Living a Life Marked by Vision and Faith

“It was by faith that Moses’ parents hid him for three months when he was born. They saw that God had given them an unusual child, and they were not afraid to disobey the king’s command.” Hebrews 11:23

I have a coaster that sits on my nightstand by my bedside.  It’s a special coaster because of what it says on it. On the coaster is a photograph of Martin Luther King Jr. with the words: “Faith is taking the first step even when you don’t see the whole staircase.” I read it every night before I go to bed, and it helps me to re-center my mind, surrender the day, and bring my faith to the forefront before I go to sleep. 

This quote, to me, epitomizes two things that are essential to a meaningful life: vision and faith. If I were to stand on the edge of a cliff and say, “God help me,” and then jump off, that might demonstrate faith but would lack vision because of the sheer desperation and stupidity of my actions. On the flip side, if I really wanted to approach the precipice to look out over the edge of the cliff to see the beauty of the valley but was crippled by the unrealistic fear of the cliff tumbling beneath my feet and bringing me with it, then that would lack faith. I love Martin Luther King’s quote because it integrates both vision and faith. You might not be able to see the top of the staircase, but you can take one step after another and trust your direction. To use another metaphor, faith is the engine and vision is the car. You can’t see the engine, but it’s moving the car. 

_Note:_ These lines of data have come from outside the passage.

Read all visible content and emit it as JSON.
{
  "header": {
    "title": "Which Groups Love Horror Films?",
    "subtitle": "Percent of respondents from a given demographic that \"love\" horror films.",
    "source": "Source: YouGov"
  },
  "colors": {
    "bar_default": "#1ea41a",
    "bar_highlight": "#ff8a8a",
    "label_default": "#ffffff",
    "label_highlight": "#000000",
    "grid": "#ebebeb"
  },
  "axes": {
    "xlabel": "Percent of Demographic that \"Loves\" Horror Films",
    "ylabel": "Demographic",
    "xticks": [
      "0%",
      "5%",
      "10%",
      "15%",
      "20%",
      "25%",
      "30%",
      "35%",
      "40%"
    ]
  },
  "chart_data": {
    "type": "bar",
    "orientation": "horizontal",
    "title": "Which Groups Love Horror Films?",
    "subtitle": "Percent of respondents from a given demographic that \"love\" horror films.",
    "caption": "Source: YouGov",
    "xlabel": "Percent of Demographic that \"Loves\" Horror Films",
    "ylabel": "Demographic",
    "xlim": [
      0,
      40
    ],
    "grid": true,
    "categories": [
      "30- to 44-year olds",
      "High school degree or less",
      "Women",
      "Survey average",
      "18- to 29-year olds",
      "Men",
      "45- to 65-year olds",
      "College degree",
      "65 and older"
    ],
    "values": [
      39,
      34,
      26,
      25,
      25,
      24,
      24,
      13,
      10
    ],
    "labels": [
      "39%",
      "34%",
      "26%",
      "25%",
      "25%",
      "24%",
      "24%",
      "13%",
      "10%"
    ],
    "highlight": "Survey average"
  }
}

In Hebrews 11:23, we read about how Moses’s parents hid him for three months after he was born. They had vision in seeing that he was no ordinary child and had faith to quench any fear that they might have had about the king’s edict declaring that all male infants be killed. Disobeying pharaoh, if discovered, could have resulted in death, but their faith in God birthed a loving vision for their son. Vision is daring to see what you can’t see. Faith is believing in that vision and surrendering it to God. Similarly, James writes in 2:18: “Now someone may argue, ‘Some people have faith; others have good deeds.’ But I say, ‘How can you show me your faith if you don’t have good deeds? I will show you my faith by my good deeds.’”

May we be inspired to integrate both faith and vision in how we live. To take the first step even when we don’t see the whole staircase. To trust that the staircase is leading us somewhere good and mysterious and loving. 

 

For Introspection:

  • Does your vision tend to lack faith or your faith tend to lack vision? Give an example. 

  • How can you live more out of love instead of fear? How can you live more out of place of surrender instead of control? 

  • How can you incorporate both vision and faith in a staircase you’re climbing? Is the “staircase” you’re envisioning taking you somewhere toward love, justice, selflessness, or grace—or is it to a selfish place?